BAO pode ser medido usando distribuições de galáxias como um pico na função de correlação de dois pontos, ou como oscilações no espectro de potência de matéria. As principais medidas até hoje são do survey de galáxias do Sloan Digital Sky Server (SDSS), cujas medidas mais recentes são do SDSS-IV extended Baryon Oscillation Spectroscopic Survey (eBOSS).

Os autores do artigo propuseram utilizar ondas gravitacionais resultantes da fusão de estrelas de nêutrons binárias (Binary Neutron Star, BNS) e de buracos negros binários (Binary Black Hole, BBH) para detectar BAO. A possibilidade de obter essas medidas traría mais evidências da teoria, poderia ajudar a diminuir a tensão da constante de Hubble (H0, que explicamos aqui), além de ser uma forma de observar o fenômeno sem precisar de medidas do espectro eletromagnético.

3G

Para tal objetivo os autores se basearam em futuras possíveis detecções de ondas gravitacionais por uma terceira geração de detectores (3G) como o Cosmics Explorer (CE) e o Einstein Telescope (ET). O CE promete ter melhor sensibilidade aos mergers e o ET será capaz de observar frequências menores em torno de 2 Hz.
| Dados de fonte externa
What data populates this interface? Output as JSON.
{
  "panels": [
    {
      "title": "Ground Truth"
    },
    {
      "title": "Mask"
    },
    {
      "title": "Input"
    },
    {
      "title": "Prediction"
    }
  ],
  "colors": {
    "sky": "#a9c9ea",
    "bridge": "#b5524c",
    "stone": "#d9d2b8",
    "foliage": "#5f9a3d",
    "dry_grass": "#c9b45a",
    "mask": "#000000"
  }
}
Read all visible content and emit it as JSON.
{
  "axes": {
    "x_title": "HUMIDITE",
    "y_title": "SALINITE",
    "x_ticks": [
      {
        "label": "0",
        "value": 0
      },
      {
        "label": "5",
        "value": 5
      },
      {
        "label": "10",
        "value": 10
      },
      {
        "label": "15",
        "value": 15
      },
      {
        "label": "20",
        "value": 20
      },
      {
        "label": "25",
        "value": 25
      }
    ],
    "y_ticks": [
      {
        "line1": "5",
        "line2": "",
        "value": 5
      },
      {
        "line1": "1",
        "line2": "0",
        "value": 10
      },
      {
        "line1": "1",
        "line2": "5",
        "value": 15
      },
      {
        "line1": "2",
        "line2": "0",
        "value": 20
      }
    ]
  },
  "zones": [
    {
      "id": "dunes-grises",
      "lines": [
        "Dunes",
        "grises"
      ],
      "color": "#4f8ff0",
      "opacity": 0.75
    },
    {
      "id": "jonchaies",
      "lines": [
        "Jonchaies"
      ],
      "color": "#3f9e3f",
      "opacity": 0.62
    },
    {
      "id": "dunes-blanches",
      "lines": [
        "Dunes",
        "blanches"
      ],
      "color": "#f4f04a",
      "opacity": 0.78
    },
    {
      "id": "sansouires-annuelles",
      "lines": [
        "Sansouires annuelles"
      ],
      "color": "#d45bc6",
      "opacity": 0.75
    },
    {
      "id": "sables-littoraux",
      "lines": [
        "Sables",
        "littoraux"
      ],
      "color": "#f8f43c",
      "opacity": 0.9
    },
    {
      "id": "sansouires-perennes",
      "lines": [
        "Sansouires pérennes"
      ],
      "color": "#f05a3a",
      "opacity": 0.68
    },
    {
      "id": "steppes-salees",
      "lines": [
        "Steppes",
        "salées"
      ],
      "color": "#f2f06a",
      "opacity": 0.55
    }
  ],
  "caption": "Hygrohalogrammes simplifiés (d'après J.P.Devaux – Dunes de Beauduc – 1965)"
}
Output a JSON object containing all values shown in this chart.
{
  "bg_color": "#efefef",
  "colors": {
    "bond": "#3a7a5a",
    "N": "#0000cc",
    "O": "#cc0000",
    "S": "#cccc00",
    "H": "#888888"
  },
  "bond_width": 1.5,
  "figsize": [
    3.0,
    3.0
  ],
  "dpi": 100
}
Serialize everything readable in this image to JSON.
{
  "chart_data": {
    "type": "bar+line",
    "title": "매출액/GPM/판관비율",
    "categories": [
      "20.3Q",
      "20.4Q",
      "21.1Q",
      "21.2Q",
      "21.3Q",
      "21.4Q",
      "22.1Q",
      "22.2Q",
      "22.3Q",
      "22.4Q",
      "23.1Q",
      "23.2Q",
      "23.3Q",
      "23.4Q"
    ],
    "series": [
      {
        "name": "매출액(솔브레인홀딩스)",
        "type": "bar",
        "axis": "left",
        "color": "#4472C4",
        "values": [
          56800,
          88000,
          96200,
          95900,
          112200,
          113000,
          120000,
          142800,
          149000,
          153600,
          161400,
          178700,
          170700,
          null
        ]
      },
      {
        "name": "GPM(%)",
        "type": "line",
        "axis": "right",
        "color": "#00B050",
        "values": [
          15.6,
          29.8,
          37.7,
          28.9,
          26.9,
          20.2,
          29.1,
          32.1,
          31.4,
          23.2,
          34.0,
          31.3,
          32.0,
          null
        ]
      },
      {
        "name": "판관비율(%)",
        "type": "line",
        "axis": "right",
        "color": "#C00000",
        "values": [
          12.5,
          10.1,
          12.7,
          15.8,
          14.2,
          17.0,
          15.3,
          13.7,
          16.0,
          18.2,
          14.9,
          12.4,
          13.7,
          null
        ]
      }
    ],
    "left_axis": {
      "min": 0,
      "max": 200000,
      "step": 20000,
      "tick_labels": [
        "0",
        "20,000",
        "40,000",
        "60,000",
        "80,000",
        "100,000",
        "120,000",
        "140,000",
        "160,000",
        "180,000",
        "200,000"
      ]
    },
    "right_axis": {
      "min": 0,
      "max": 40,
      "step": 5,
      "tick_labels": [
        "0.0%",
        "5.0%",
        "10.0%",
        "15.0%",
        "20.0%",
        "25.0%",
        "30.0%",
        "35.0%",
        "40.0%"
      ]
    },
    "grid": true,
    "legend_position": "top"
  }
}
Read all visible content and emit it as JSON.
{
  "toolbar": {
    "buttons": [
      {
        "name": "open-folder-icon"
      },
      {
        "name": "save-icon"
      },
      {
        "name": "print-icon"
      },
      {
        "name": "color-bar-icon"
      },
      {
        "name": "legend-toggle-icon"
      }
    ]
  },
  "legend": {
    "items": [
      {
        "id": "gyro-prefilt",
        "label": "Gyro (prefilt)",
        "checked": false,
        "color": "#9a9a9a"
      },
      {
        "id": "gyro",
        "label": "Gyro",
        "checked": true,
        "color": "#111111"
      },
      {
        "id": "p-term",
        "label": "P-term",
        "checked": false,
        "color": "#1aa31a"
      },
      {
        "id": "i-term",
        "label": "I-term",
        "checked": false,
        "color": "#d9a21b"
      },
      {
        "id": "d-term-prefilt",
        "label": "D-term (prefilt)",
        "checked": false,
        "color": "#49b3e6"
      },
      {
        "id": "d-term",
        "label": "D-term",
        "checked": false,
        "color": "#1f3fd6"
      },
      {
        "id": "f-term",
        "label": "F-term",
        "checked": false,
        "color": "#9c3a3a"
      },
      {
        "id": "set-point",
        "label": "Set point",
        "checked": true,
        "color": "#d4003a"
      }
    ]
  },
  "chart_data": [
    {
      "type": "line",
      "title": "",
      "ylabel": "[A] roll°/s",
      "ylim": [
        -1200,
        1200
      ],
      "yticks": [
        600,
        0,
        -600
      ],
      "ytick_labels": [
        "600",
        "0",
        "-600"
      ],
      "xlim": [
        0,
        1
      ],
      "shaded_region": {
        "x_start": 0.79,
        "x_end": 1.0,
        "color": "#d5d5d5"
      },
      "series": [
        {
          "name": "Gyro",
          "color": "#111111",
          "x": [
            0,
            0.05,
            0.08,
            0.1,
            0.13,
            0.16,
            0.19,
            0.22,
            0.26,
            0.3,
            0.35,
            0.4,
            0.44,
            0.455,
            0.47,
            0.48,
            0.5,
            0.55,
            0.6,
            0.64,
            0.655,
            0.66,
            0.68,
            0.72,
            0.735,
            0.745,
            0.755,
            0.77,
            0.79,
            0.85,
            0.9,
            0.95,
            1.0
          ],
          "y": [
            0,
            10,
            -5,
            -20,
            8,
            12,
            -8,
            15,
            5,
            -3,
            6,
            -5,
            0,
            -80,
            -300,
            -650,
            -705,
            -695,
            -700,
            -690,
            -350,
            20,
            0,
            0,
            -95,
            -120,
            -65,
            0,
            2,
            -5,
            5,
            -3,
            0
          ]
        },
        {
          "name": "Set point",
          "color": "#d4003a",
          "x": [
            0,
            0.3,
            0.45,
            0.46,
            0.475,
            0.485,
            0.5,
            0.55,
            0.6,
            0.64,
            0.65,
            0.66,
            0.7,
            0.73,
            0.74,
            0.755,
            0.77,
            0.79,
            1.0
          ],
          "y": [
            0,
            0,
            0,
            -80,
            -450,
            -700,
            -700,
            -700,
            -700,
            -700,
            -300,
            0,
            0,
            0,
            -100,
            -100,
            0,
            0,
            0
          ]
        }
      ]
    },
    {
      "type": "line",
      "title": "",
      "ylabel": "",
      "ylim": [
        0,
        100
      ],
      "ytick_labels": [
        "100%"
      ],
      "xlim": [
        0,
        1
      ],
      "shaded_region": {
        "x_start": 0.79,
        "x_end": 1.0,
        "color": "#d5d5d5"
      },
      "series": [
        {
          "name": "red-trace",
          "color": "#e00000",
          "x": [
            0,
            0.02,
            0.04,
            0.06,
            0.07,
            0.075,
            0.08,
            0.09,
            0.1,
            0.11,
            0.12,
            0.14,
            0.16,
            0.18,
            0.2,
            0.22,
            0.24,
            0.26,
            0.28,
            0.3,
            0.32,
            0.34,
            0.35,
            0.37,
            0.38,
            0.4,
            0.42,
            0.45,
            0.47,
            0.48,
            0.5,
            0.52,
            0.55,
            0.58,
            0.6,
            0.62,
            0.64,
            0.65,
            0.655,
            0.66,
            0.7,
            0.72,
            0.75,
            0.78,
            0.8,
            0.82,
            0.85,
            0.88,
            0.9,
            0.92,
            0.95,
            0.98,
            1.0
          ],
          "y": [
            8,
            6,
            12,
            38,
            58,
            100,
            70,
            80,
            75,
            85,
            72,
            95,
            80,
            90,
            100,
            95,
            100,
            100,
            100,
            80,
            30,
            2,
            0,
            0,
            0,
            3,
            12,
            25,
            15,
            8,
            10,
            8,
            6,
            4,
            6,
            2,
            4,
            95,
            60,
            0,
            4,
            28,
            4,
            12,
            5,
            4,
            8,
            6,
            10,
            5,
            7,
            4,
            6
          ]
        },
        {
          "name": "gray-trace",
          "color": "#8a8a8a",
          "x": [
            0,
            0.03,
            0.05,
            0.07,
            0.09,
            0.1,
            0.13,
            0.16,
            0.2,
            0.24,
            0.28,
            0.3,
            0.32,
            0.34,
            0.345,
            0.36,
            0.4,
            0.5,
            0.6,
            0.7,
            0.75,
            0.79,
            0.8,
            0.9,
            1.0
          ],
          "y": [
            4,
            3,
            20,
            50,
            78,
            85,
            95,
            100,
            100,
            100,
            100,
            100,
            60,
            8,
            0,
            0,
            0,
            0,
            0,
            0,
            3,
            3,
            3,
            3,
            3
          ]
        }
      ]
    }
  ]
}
Para estimar a possível detecção, os autores consideraram duas configurações de observatórios detectores. A primeira delas possui dois detectores do tipo CE e um ET, a outra configuração também com dois CE e um ET, sendo que o CE teria melhor resolução.

Figura 1: simulação de eventos BNS em coordenadas galácticas detectados por um rede 3G.

BNS em galáxias hospedeiras

Em simulações, os pesquisadores geraram um catálago de muitas galáxias onde algumas eram selecionadas aleatoriamente para conter eventos de BNS, como mostra a Figura 1. Depois de selecionar o formato dos dados, para obter a medida foram utilizados em torno de 10000 BNS que suspostamente seriam detectados em um intervalo de 7 a 10 anos para redshift menor ou igual a 0.3.

Com os catálogos, eles puderam extrair o BAO usando a função de correlação angular de dois pontos com o código CORRFUNC escolhendo uma casca esférica de 150 Mpc/h. Depois repetiram o procedimento selecionando aleatoriamente os BNS que estavam nessa casca, da mesma forma que funcionaria com os dados reais.

Figura 2: Recuperação da função de correlação angular de dois pontos é mostrado aqui para uma realização no redshift de z = 0.3. Ajuste aos dados com BAO (em vermelho), sem BAO (verde tracejado). O valor de entrada para BAO para z = 0.3 é 6,9 graus.

O resultado encontrado está na Figura 2, em que os autores compararam a função de correlação encontrada (em azul) com modelos ajustados sem o BAO (verde tracejado) e com o BAO (laranja). A medida foi feita com redshift 0.3 e é evidente a localização da escala em 6.9°.

Apesar de a amostra ser bem menor que a quantidade de galáxias dos surveys tradicionais, esta seria uma nova forma de observar BAO independente de observações eletromagnéticas. Além disso, seria mais uma aliada na estimativa de parâmetros cosmológicos, principalmente para diminuir a crise do H0, já que a seria obtido a partir do horizonte sonoro para redshifts menores.